The name Verlamion is a compound in three hill-letters, so the name will have been coined before the Romans ever set foot in that part of the country. The Ver element means “side of hill, slope” and is thus entirely appropriate for the site. The earliest hill-letter in the name will be m, and this was most probably applied at a time when old-style names were being coined, as in the Cam of Camuloduno (at Colchester). The hill-letter l in Verlamion will be used in an inversion-type manner and indicates that the site was settled by the Trinovantes, albeit later than Colchester since the l in Camuloduno is used in the old-style manner. Since the Catuvellauni used the hill-letter n2 there is no indication in the name Verlamion that the site was actually settled by the Catuvellauni.

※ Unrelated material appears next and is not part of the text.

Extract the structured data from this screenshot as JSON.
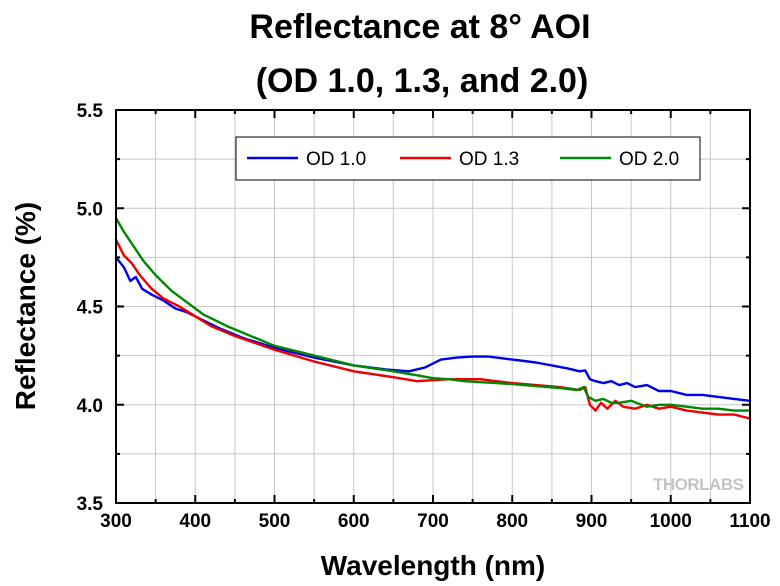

Presumably the r-people living around Prae Wood and nearby Dunstable (Durocobrivis in the Roman period) were simply absorbed into the Catuvellaunian kingdom, the centre of which was apparently at Wheathampstead prior to Caesar’s invasion in 54BC. Nonetheless it would appear that the Catuvellauni moved the inhabitants of Verlamion into a new settlement on the lower slopes of the hill and that they selected that settlement as their new base on abandoning Wheathampstead after Caesar's invasion. It was this Catuvellaunian Verlamion which was later romanised to become Romano-British Verolamium. But note that whilst the site in Prae Wood may have become an oppidum, at an earlier date, when the hill-letter m was applied, and perhaps even later when it was taken over by the Trinovantes, it was probably just a hillfort, most likely at the northeastern end of the site, where the pattern formed by the ditches is somewhat confusing.